Partitioning and Secondary Indexes

Overview

Partitioning becomes more complicated once there are secondary indexes. A secondary index usually doesn’t identify a record uniquely, but is rather a way of searching for occurrences of a particular value. This means secondary indexes don’t map neatly to partitions and other strategies are required.

Partitioning Secondary Indexes by Document

In this strategy, each partition is completely separate: each partition maintains its own secondary indexes, covering only the documents in that partition. It doesn’t care what data is stored in other partitions. Whenever we write to the database, we only need to deal with the partition that contains the document we are writing. Hence, a document-partitioned index is called a local index.

Reading however requires sending our query to all partitions and combine the results. This is known as scatter/gather, and it can make read queries on secondary indexes expensive.

Partitioning Secondary Indexes by Term

Rather than each partition having its own secondary index (a local index), we construct a global index that covers data in all partitions. This global index must itself be partitioned, but can be partitioned differently to the primary key index.

This kind of index is term-partitioned because the term we’re looking for determines the partition of the index.
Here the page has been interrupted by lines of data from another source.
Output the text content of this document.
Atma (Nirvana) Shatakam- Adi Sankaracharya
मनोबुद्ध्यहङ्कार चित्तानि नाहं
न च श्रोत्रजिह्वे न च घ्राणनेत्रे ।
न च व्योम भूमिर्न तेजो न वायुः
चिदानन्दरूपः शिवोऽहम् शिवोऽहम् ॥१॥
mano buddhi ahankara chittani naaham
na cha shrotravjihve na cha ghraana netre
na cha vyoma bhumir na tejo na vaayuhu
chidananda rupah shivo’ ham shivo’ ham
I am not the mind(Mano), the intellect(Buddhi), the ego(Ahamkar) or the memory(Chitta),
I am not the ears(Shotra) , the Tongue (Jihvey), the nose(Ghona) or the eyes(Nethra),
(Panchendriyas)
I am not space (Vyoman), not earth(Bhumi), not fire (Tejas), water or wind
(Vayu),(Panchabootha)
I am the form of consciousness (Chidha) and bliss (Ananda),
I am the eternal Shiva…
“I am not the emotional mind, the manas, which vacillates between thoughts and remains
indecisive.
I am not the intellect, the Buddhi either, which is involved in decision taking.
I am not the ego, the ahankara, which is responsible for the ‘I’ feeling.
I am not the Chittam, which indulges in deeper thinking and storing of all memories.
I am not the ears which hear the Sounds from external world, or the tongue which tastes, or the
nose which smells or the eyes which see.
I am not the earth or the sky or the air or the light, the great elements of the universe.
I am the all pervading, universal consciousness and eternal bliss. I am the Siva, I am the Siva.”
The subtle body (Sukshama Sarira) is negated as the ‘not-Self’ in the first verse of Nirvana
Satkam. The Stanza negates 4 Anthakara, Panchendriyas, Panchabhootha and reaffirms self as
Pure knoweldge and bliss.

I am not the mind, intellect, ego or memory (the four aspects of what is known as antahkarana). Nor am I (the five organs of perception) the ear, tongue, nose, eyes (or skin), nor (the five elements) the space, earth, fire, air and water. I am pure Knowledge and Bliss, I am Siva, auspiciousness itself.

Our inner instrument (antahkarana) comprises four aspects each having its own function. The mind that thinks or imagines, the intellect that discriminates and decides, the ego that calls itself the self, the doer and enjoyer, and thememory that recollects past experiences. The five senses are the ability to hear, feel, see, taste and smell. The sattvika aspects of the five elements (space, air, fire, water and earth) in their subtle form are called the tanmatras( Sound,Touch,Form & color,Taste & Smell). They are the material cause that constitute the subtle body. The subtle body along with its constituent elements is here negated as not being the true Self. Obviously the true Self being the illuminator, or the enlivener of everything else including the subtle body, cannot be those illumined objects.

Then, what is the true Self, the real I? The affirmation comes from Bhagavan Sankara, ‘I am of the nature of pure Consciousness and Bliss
As before, we can partition the index by the term itself, or using a hash of the term.

The advantage of a global index is that it can make reads more efficient. Rather than scatter/gather-ing over all partitions, a client only needs to make a request to the partition containing the term it wants. The downside is that writes are slower and more complicated, because a write to a single document may now affect multiple partitions of the index.

Furthermore, updates to global secondary indexes are often asynchronous so we don’t have strong consistency guarantees.